Reflectance Conversion:

Semi-Automatic Classification Plugin (SCP):

The Semi-Automatic Classification Plugin (SCP) is a real gem for QGIS users. It simplifies Sentinel-2 processing, converting L1C data to TOA reflectance and applying a basic atmospheric correction using the DOS1 method. It also handles the DN-to-reflectance conversion for L2A data.

Diving into Water: Remote Sensing Reflectance (Rrs)

If you’re interested in studying water bodies, you’ll want to calculate remote sensing reflectance (Rrs). This is basically the amount of light bouncing off the water, divided by the amount of light hitting it. While L2A data gives you a good starting point, specialized software like ACOLITE is often used for more accurate atmospheric correction and Rrs retrieval, especially in complex coastal and inland waters.

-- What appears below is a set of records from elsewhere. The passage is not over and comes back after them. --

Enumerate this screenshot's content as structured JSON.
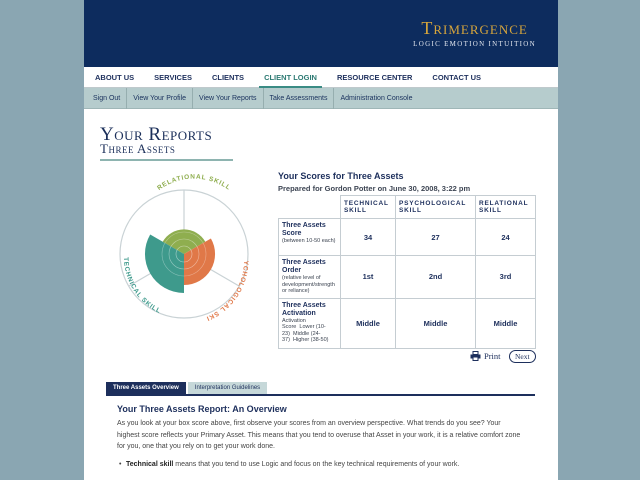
{
  "brand": {
    "name": "Trimergence",
    "tagline": "LOGIC EMOTION INTUITION"
  },
  "main_nav": {
    "items": [
      {
        "label": "ABOUT US"
      },
      {
        "label": "SERVICES"
      },
      {
        "label": "CLIENTS"
      },
      {
        "label": "CLIENT LOGIN",
        "active": true
      },
      {
        "label": "RESOURCE CENTER"
      },
      {
        "label": "CONTACT US"
      }
    ]
  },
  "sub_nav": {
    "items": [
      {
        "label": "Sign Out"
      },
      {
        "label": "View Your Profile"
      },
      {
        "label": "View Your Reports"
      },
      {
        "label": "Take Assessments"
      },
      {
        "label": "Administration Console"
      }
    ]
  },
  "page": {
    "title": "Your Reports",
    "subtitle": "Three Assets"
  },
  "wheel": {
    "labels": {
      "relational": "RELATIONAL SKILL",
      "psychological": "PSYCHOLOGICAL SKILL",
      "technical": "TECHNICAL SKILL"
    },
    "colors": {
      "relational": "#8fae4f",
      "psychological": "#e07848",
      "technical": "#3e9a8c"
    }
  },
  "scores": {
    "title": "Your Scores for Three Assets",
    "prepared_for": "Prepared for Gordon Potter on June 30, 2008, 3:22 pm",
    "columns": [
      "TECHNICAL SKILL",
      "PSYCHOLOGICAL SKILL",
      "RELATIONAL SKILL"
    ],
    "rows": [
      {
        "label": "Three Assets Score",
        "sub": "(between 10-50 each)",
        "values": [
          "34",
          "27",
          "24"
        ]
      },
      {
        "label": "Three Assets Order",
        "sub": "(relative level of development/strength or reliance)",
        "values": [
          "1st",
          "2nd",
          "3rd"
        ]
      },
      {
        "label": "Three Assets Activation",
        "sub": "Activation  Score  Lower (10-23)  Middle (24-37)  Higher (38-50)",
        "values": [
          "Middle",
          "Middle",
          "Middle"
        ]
      }
    ]
  },
  "actions": {
    "print": "Print",
    "next": "Next"
  },
  "tabs": [
    {
      "label": "Three Assets Overview",
      "active": true
    },
    {
      "label": "Interpretation Guidelines",
      "active": false
    }
  ],
  "overview": {
    "title": "Your Three Assets Report: An Overview",
    "body": "As you look at your box score above, first observe your scores from an overview perspective. What trends do you see? Your highest score reflects your Primary Asset. This means that you tend to overuse that Asset in your work, it is a relative comfort zone for you, one that you rely on to get your work done.",
    "bullet_bold": "Technical skill",
    "bullet_text": " means that you tend to use Logic and focus on the key technical requirements of your work."
  }
}
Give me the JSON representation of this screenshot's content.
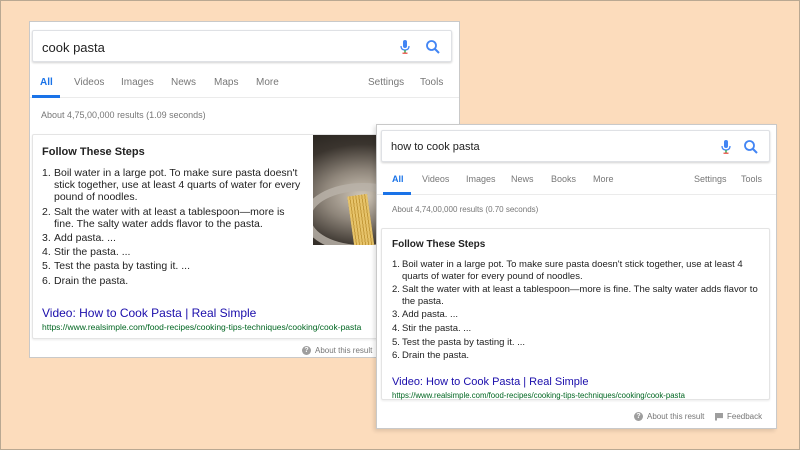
{
  "back": {
    "query": "cook pasta",
    "tabs": [
      "All",
      "Videos",
      "Images",
      "News",
      "Maps",
      "More"
    ],
    "tools": [
      "Settings",
      "Tools"
    ],
    "stats": "About 4,75,00,000 results (1.09 seconds)",
    "card_title": "Follow These Steps",
    "steps": [
      {
        "num": "1.",
        "text": "Boil water in a large pot. To make sure pasta doesn't stick together, use at least 4 quarts of water for every pound of noodles."
      },
      {
        "num": "2.",
        "text": "Salt the water with at least a tablespoon—more is fine. The salty water adds flavor to the pasta."
      },
      {
        "num": "3.",
        "text": "Add pasta. ..."
      },
      {
        "num": "4.",
        "text": "Stir the pasta. ..."
      },
      {
        "num": "5.",
        "text": "Test the pasta by tasting it. ..."
      },
      {
        "num": "6.",
        "text": "Drain the pasta."
      }
    ],
    "video_link": "Video: How to Cook Pasta | Real Simple",
    "url": "https://www.realsimple.com/food-recipes/cooking-tips-techniques/cooking/cook-pasta",
    "about": "About this result"
  },
  "front": {
    "query": "how to cook pasta",
    "tabs": [
      "All",
      "Videos",
      "Images",
      "News",
      "Books",
      "More"
    ],
    "tools": [
      "Settings",
      "Tools"
    ],
    "stats": "About 4,74,00,000 results (0.70 seconds)",
    "card_title": "Follow These Steps",
    "steps": [
      {
        "num": "1.",
        "text": "Boil water in a large pot. To make sure pasta doesn't stick together, use at least 4 quarts of water for every pound of noodles."
      },
      {
        "num": "2.",
        "text": "Salt the water with at least a tablespoon—more is fine. The salty water adds flavor to the pasta."
      },
      {
        "num": "3.",
        "text": "Add pasta. ..."
      },
      {
        "num": "4.",
        "text": "Stir the pasta. ..."
      },
      {
        "num": "5.",
        "text": "Test the pasta by tasting it. ..."
      },
      {
        "num": "6.",
        "text": "Drain the pasta."
      }
    ],
    "video_link": "Video: How to Cook Pasta | Real Simple",
    "url": "https://www.realsimple.com/food-recipes/cooking-tips-techniques/cooking/cook-pasta",
    "about": "About this result",
    "feedback": "Feedback"
  },
  "colors": {
    "background": "#fcdcbc",
    "accent": "#1a73e8",
    "link": "#1a0dab",
    "url_green": "#006621"
  },
  "icons": [
    "mic-icon",
    "search-icon",
    "question-icon",
    "flag-icon"
  ]
}
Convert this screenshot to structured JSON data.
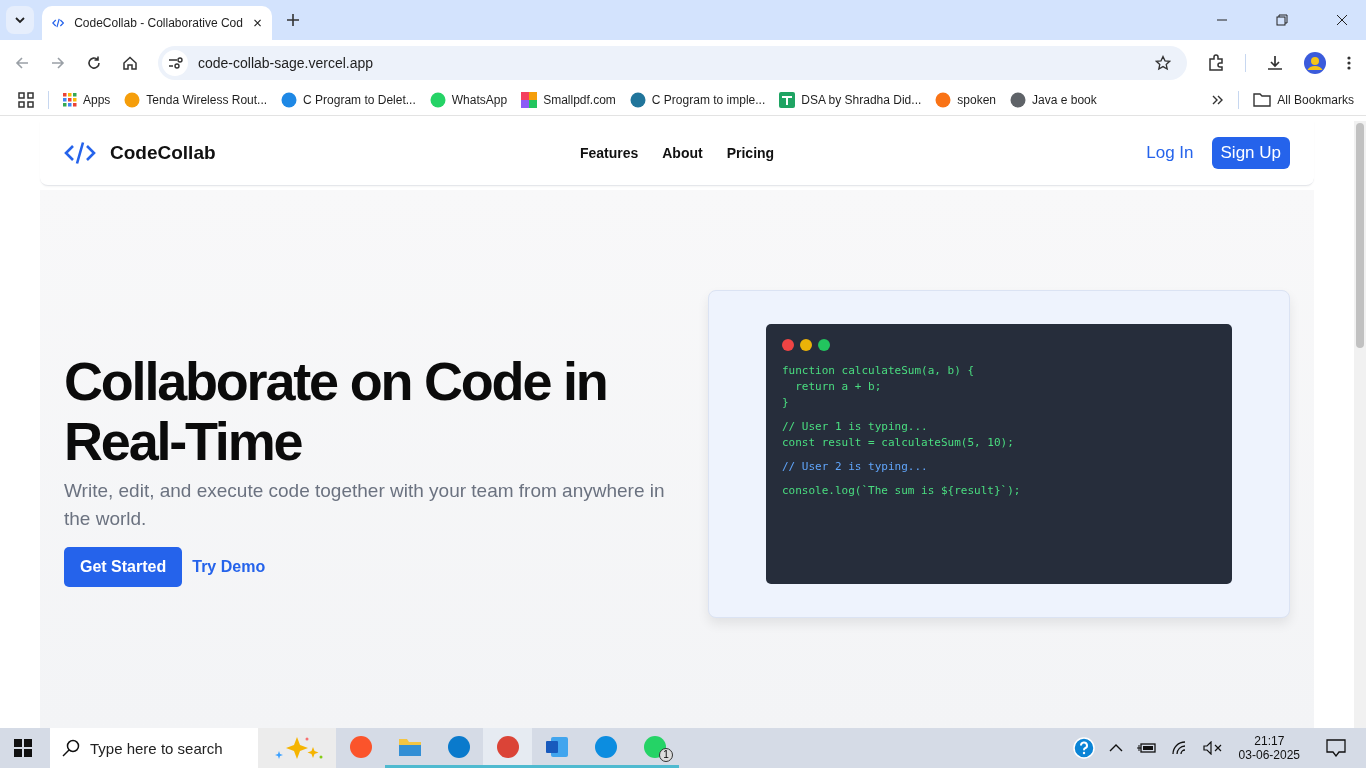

ACOLITE takes into account factors like adjacency effects that can mess with reflectance measurements over water.

The Takeaway

Turning Sentinel-2 data into accurate reflectance values is a crucial step for unlocking its full potential. Whether you’re using SNAP, ArcGIS, or QGIS, understanding the different data levels, atmospheric correction techniques, and reflectance conversion methods is key. So, go forth, process your data, and start uncovering the secrets hidden in those satellite images!